Quando se pretende contrapor crença a conhecimento importa reconhecer que o conhecimento, embora não seja uma crença, comporta sempre uma crença naquilo que se torna evidente. É fundamental e imprescindível que o cientista acredite naquilo que os seus olhos veem, nas ferramentas que utiliza, incluindo modelos, e naquilo que o seu raciocínio faz. Mesmo que dessa crença não dependa, em primeira linha, a prova ou a demonstração do resultado.
Fora das áreas em que o verdadeiro/falso, provado/não provado, demonstrado/não demonstrado, impera como condição de validação e de aceitação, existe todo um universo de situações em que os problemas são outros e não é correto abordar essas situações como se elas colocassem problemas de ordem filosófica ou científica que pudessem ser resolvidos pela filosofia ou pela ciência.

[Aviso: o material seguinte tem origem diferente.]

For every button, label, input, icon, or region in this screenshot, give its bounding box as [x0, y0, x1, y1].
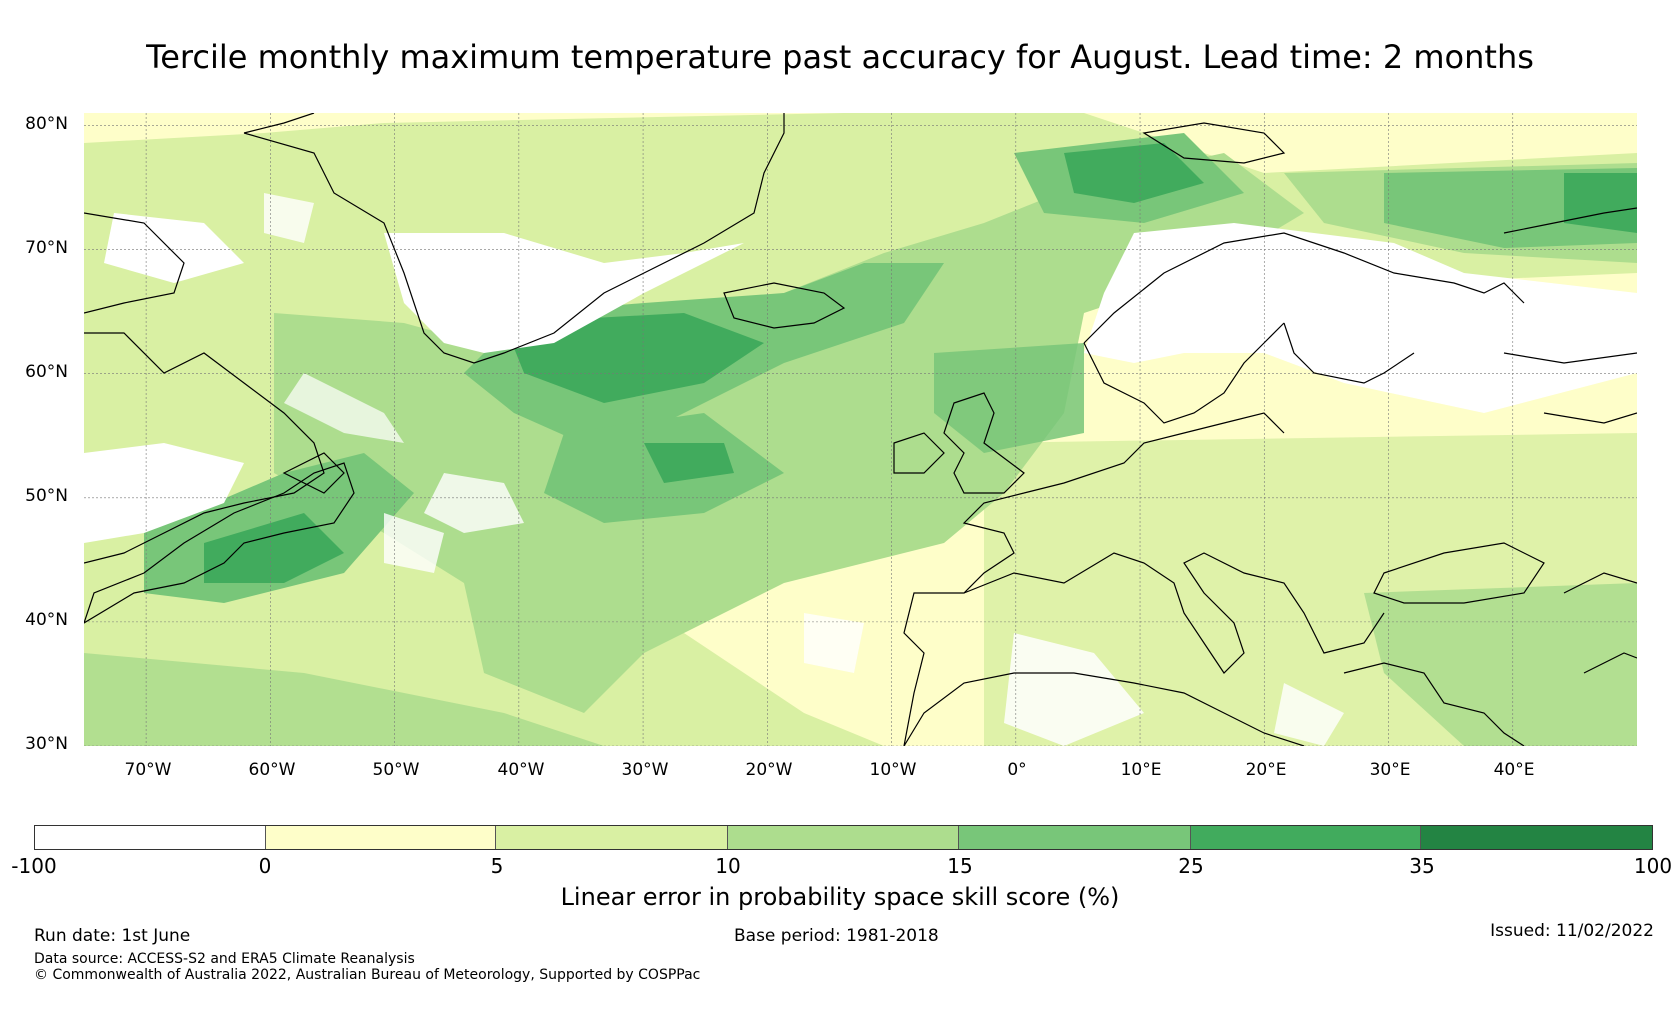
issued-date: Issued: 11/02/2022 [1490, 921, 1654, 941]
lon-label-30e: 30°E [1369, 760, 1411, 780]
colorbar-segment-neg100-0 [35, 826, 266, 849]
lat-label-60n: 60°N [25, 362, 68, 382]
lon-label-20e: 20°E [1245, 760, 1287, 780]
colorbar-segment-35-100 [1421, 826, 1653, 849]
copyright: © Commonwealth of Australia 2022, Austra… [34, 967, 701, 983]
colorbar-tick-neg100: -100 [11, 854, 57, 878]
skill-map [84, 113, 1637, 746]
map-canvas [84, 113, 1637, 746]
colorbar-tick-25: 25 [1178, 854, 1204, 878]
lon-label-40w: 40°W [497, 760, 545, 780]
colorbar [34, 825, 1653, 850]
map-title: Tercile monthly maximum temperature past… [146, 38, 1534, 76]
lon-label-20w: 20°W [745, 760, 793, 780]
colorbar-segment-10-15 [728, 826, 959, 849]
lon-label-30w: 30°W [621, 760, 669, 780]
colorbar-tick-35: 35 [1409, 854, 1435, 878]
lon-label-40e: 40°E [1493, 760, 1535, 780]
base-period: Base period: 1981-2018 [734, 926, 939, 946]
colorbar-tick-0: 0 [258, 854, 272, 878]
lon-label-70w: 70°W [124, 760, 172, 780]
lat-label-70n: 70°N [25, 238, 68, 258]
colorbar-tick-10: 10 [715, 854, 741, 878]
colorbar-tick-5: 5 [490, 854, 504, 878]
coastlines [84, 113, 1637, 746]
colorbar-tick-100: 100 [1633, 854, 1673, 878]
lon-label-50w: 50°W [372, 760, 420, 780]
graticule [84, 113, 1637, 746]
colorbar-tick-15: 15 [947, 854, 973, 878]
colorbar-segment-15-25 [958, 826, 1191, 849]
lat-label-80n: 80°N [25, 114, 68, 134]
lon-label-10w: 10°W [869, 760, 917, 780]
lon-label-10e: 10°E [1120, 760, 1162, 780]
lat-label-50n: 50°N [25, 486, 68, 506]
lon-label-0: 0° [1007, 760, 1027, 780]
lat-label-30n: 30°N [25, 734, 68, 754]
run-date: Run date: 1st June [34, 926, 191, 946]
colorbar-segment-25-35 [1190, 826, 1422, 849]
data-source: Data source: ACCESS-S2 and ERA5 Climate … [34, 951, 415, 967]
colorbar-title: Linear error in probability space skill … [560, 883, 1120, 911]
skill-regions [84, 113, 1637, 746]
lat-label-40n: 40°N [25, 610, 68, 630]
colorbar-segment-0-5 [265, 826, 497, 849]
lon-label-60w: 60°W [248, 760, 296, 780]
colorbar-segment-5-10 [496, 826, 729, 849]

Quando o ministro diz que acredita, não temos forma de saber se está a falar verdade. Mais, que verdade seria essa de “é verdade que acredito”, ou “é verdade que acredita”? Não se trata de ser verdade ou falsidade que alguém acredita. O que é verdade ou falsidade é “alguém ter dito que acredita”.
Se o ministro disse que acredita, então é verdade que disse. Quanto ao acreditar, podemos interpretar de muitas maneiras. Eu acredito mais quando me dizem ao telefone que está a chover em Paris, embora não esteja lá para ver, do que acredito em alguém que diz que acredita que todos os alunos podem concluir a licenciatura com excelente aproveitamento. E não acredito nada em alguém que diz que acredita em Deus, embora compreenda que não me está a mentir, porque a mentira e o erro são outras formas de não correspondência à realidade.
Parece-me mais honesto que o ministro diga “acredito”, do que “espero”. Acreditar que é possível atingir determinados objetivos faz todo o sentido dentro de determinados contextos e condições. E esperar que se atinjam, embora seja algo muito diferente, depende muito do acreditar. Ora, o ministro diz acreditar, fazendo questão de pressupor que conhece a realidade a que se refere. E deixa em aberto a expectativa de que tal aconteça.
Certamente, também há os que, conhecendo essa realidade, não acreditam naquilo em que o ministro acredita, mas o não acreditarem não faz deles menos crentes. E não lhes dá margem para terem boas expectativas.